Christian is a seasoned operator with experience bringing US based startups to Asia. His first startup was AdMob, which was eventually acquired by Google for US $750m. Christian’s second startup was JUST, where he was the first employee internationally. The company had only raised US $30m and was valued at US $90m. It has now raised US $300m and is valued at US $1.2 billion.
Recently, Christian was at Domo, where he joined pre-IPO as the first employee in Southeast Asia. The company IPO-ed on NASDAQ in 2018. Christian also has extensive experience working at some of the largest technology companies in the world, including Google and Microsoft.
He graduated with a Bachelor of Art from the United States and will be attending the University of Oxford for a Master of Science in the fall of 2020.
Nate Salpeter
Co-Founder, Consultant, & Investor, Sweet Farm
Topic: Building a plant-based ecosystem
Passionate about giving voice to those without one, Nate Salpeter co-founded Sweet Farm just south of Half Moon Bay, CA with his wife Anna Sweet out of recognition that industrialized farming has had a profoundly negative impact on the lives of billions of animals as well as plant-based agriculture. A Ph.D. engineer working in the nuclear industry, Nate brings his analytical mindset to the animal welfare space where he, his wife (Anna Sweet), and an incredible team have built Sweet Farm to be more than only a farm animal rescue, but also to be a place of education, inspiration, and innovation through animal rescue, plant-based agriculture, and technology initiatives to scale change in the food system globally. Nate and Anna are active advisors and investors in the alternative protein, agriculture technology, and sustainability sectors.
Their Goat-2-Meeting program is Sweet Farm’s pivot into the post-COVID world, helping put smiles on people’s faces while executing on Sweet Farm’s mission to educate and inspire change in the way people think about what’s on their plate and how it impacts the world.
Gene Baur
Founder & Author, Farm Sanctuary
Topic: The animal rights movement and food justice
Gene Baur has been hailed as “the conscience of the food movement” by Time magazine and was named one of Oprah Winfrey’s SuperSoul 100 Givers. Since the mid-1980s, he has traveled extensively, campaigning to raise awareness about the abuses of industrialized factory farming.

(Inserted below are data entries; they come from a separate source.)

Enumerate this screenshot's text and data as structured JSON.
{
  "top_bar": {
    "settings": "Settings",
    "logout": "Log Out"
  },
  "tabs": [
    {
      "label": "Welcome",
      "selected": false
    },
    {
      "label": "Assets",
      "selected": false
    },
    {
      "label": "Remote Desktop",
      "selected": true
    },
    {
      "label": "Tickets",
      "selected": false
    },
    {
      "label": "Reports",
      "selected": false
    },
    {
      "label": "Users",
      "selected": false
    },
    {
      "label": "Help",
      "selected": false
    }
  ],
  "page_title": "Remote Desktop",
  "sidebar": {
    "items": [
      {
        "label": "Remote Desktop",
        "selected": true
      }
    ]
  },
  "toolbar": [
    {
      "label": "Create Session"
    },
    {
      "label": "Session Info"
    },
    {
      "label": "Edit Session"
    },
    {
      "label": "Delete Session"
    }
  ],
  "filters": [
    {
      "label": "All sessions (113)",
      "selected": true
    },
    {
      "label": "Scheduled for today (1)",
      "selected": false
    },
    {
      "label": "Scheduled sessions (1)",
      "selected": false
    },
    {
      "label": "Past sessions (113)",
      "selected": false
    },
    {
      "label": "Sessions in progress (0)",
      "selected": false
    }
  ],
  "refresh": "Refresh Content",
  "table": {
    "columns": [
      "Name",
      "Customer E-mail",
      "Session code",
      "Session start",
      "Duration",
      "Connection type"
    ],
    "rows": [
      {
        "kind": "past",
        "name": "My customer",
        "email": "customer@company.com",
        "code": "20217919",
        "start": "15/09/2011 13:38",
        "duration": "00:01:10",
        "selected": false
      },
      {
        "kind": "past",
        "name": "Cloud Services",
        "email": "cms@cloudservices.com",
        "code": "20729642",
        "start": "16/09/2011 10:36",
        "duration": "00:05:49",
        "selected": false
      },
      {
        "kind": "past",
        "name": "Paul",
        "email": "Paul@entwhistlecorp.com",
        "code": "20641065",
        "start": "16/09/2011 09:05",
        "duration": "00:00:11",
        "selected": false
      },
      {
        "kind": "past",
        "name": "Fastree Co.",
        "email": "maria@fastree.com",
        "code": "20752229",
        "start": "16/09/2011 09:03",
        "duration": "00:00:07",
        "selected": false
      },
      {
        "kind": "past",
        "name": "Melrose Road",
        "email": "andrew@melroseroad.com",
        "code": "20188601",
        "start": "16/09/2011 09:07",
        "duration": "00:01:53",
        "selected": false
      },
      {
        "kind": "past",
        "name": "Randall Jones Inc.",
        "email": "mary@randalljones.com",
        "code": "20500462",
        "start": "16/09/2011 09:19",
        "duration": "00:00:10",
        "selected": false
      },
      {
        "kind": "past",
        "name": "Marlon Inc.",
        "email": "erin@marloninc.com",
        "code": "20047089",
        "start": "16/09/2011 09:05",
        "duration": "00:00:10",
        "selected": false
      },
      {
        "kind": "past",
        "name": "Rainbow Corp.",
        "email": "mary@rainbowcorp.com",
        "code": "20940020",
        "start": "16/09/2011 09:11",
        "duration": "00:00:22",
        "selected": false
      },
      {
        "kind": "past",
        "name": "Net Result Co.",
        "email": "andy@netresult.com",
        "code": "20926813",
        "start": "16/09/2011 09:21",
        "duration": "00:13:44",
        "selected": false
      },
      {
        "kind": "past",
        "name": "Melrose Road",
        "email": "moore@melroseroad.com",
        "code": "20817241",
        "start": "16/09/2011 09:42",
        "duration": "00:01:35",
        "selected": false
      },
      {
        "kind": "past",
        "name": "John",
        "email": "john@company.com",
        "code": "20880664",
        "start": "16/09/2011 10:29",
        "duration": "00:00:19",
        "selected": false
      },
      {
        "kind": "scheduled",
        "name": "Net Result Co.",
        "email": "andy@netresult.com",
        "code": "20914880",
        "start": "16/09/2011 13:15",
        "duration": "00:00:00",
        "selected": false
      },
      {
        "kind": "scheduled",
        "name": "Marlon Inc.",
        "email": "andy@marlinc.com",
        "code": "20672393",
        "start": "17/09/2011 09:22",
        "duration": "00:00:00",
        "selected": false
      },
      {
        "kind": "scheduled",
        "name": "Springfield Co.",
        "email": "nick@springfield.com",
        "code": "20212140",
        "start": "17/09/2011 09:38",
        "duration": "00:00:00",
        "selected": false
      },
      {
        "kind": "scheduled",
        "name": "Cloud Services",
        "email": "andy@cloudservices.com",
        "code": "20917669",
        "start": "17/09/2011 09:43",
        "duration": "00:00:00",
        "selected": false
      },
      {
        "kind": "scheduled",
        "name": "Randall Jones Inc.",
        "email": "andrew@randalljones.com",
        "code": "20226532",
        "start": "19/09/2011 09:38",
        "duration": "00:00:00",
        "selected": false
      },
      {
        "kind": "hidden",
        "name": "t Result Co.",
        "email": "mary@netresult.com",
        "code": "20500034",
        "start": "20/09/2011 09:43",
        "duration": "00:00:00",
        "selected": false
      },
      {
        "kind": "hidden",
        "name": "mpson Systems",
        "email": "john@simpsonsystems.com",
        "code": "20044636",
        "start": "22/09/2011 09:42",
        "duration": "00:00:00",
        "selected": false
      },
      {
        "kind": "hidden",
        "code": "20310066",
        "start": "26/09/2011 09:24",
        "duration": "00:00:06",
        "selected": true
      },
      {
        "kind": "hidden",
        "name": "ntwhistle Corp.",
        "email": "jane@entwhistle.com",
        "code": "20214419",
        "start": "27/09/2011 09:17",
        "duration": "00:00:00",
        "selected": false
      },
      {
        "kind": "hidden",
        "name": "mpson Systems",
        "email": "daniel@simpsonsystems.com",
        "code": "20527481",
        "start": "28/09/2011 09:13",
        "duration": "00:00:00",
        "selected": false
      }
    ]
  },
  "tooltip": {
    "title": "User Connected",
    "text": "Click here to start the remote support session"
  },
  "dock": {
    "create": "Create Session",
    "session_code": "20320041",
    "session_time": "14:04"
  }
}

A pioneer in the field of undercover investigations, Gene has visited hundreds of farms, stockyards, and slaughterhouses, documenting deplorable conditions. His pictures and videos exposing factory farming cruelties have aired nationally and internationally, educating millions about the plight of modern farm animals, and inspiring an international farm sanctuary movement.
Gene has also advocated for better conditions for farm animals in front of courts and legislative bodies and was instrumental in winning the first-ever cruelty conviction at a U.S. stockyard and introducing the first U.S. laws to prohibit cruel farming confinement methods in Florida, Arizona, and California. His work has been covered by major media outlets including ABC, NBC, CBS, Fox, the New York Times, the Los Angeles Times, and the Wall Street Journal and has published two bestsellers, Farm Sanctuary: Changing Hearts and Minds About Animals and Food (Scribner, 2008) and Living the Farm Sanctuary Life (Rodale, 2015).
Gene co-founded Farm Sanctuary in 1986, originally funding the fledgling organization by selling vegan hot dogs out of a VW van at Grateful Dead concerts. Today, Farm Sanctuary is the nation’s leading farm animal protection organization. Providing rescue, refuge, and adoption for hundreds of farm animals each year, Farm Sanctuary’s shelters enable visitors to connect with farm animals. Gene believes these animals are ambassadors for the billions of factory farm animals who have no voice, and he has dedicated his career to advocating on their behalf. Gene holds a bachelor’s degree in sociology from California State University, Northridge, and a master’s degree in agricultural economics from Cornell University.